The current MA students have already had a chance to get used to going to class in business casual dress, and many of them speak fondly of it.

“We are here at Wake to get ready for the professional world,” says student Peter Geissinger. “I think wearing business casual every day gets us comfortable doing work and thinking while wearing nice clothes.”

In fact, introducing a dress code has proven to facilitate academic excellence rather than hinder it. “Students seem to be more attentive and work better when they are dressed nicely,” says Geissinger.

The existing business casual requirement allows students to cultivate the kind of professional demeanor that stands to impress recruiters and employers. “The MA program boasts a very professional atmosphere, and that all begins with the dress code,” says Ward Minton, also a student. “It helped me treat graduate business school like a full-time job, which will definitely make the transition to the workforce easier.”

When the 9-to-5 standard goes into effect this fall, it will be more than a dress rehearsal for the working world.
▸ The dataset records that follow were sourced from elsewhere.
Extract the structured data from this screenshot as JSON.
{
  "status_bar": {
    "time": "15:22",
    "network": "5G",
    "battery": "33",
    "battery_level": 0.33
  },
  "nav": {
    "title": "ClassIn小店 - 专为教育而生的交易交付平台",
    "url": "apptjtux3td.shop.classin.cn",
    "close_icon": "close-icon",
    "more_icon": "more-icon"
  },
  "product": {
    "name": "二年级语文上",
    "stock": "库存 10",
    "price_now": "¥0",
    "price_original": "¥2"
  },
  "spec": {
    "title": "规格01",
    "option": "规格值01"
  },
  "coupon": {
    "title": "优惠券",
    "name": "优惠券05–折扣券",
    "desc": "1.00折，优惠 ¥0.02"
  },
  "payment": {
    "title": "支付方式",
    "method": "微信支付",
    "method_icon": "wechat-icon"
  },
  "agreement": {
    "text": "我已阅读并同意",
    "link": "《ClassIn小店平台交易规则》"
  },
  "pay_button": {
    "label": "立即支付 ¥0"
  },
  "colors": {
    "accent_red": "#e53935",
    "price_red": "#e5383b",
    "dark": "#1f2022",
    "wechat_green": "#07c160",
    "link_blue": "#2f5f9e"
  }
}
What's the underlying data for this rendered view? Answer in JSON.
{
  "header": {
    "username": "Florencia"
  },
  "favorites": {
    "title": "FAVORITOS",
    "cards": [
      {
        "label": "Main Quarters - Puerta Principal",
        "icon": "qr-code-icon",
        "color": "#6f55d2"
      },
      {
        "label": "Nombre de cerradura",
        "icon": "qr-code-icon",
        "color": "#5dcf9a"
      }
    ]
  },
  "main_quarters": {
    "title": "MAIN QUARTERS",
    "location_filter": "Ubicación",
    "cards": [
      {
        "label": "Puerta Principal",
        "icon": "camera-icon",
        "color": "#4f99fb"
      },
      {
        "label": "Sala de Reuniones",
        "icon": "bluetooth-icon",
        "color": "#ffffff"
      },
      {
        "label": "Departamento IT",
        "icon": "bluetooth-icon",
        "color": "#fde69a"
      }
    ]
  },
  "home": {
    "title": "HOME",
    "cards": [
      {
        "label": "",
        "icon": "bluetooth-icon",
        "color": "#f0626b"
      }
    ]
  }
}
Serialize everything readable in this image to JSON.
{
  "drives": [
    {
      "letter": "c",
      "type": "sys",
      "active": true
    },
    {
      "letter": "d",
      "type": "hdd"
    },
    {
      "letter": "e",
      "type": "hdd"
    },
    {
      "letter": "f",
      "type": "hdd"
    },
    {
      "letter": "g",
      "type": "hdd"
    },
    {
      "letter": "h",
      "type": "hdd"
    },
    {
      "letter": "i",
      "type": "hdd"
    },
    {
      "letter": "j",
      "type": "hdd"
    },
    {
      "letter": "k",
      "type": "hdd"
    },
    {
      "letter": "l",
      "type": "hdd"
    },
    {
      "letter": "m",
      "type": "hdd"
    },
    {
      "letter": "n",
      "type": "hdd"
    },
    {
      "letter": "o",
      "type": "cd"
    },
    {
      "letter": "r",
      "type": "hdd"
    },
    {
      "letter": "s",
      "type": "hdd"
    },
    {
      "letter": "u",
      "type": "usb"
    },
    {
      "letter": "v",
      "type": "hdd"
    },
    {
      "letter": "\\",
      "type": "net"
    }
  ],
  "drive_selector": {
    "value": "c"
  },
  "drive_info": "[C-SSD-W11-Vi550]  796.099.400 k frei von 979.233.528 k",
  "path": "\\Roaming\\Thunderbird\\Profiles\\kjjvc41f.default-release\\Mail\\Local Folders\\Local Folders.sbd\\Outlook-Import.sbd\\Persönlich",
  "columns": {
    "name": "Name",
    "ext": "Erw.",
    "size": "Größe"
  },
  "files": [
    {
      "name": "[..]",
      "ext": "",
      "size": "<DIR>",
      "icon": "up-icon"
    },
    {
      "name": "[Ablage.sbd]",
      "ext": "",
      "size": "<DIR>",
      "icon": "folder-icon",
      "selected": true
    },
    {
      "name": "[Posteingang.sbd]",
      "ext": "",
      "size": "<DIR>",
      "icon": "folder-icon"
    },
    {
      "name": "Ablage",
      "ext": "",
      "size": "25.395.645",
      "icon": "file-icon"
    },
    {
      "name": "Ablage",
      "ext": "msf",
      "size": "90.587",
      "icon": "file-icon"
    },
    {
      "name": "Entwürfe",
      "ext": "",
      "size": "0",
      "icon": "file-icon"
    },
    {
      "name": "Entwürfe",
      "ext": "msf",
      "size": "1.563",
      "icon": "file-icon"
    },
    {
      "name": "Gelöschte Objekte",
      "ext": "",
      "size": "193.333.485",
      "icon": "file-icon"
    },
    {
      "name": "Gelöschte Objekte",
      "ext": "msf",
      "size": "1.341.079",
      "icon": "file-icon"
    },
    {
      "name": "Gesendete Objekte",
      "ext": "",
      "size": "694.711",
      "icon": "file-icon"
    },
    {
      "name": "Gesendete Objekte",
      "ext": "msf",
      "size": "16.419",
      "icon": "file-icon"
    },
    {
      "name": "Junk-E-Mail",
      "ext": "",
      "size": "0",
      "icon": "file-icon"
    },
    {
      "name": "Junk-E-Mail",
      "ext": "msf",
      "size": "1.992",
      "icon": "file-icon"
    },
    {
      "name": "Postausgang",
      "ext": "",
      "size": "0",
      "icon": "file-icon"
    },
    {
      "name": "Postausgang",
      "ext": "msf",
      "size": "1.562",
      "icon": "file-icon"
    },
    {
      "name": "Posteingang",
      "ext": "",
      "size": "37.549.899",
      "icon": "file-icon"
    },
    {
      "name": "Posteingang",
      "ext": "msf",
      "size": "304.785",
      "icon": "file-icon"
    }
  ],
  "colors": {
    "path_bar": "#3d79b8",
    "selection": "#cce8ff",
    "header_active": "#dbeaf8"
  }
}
Ensuring that all MA students are available for the same eight hours greatly simplifies events scheduling. “A lot of time is wasted around scheduling group meetings,” Geissinger reflects. “Knowing that everyone on your team is at school from 9 to 5 will make that process a lot easier.”

What’s more, students may even find that the consolidation of their labors into an eight-hour window stands to free up that rarest of commodities — a little bit of free time.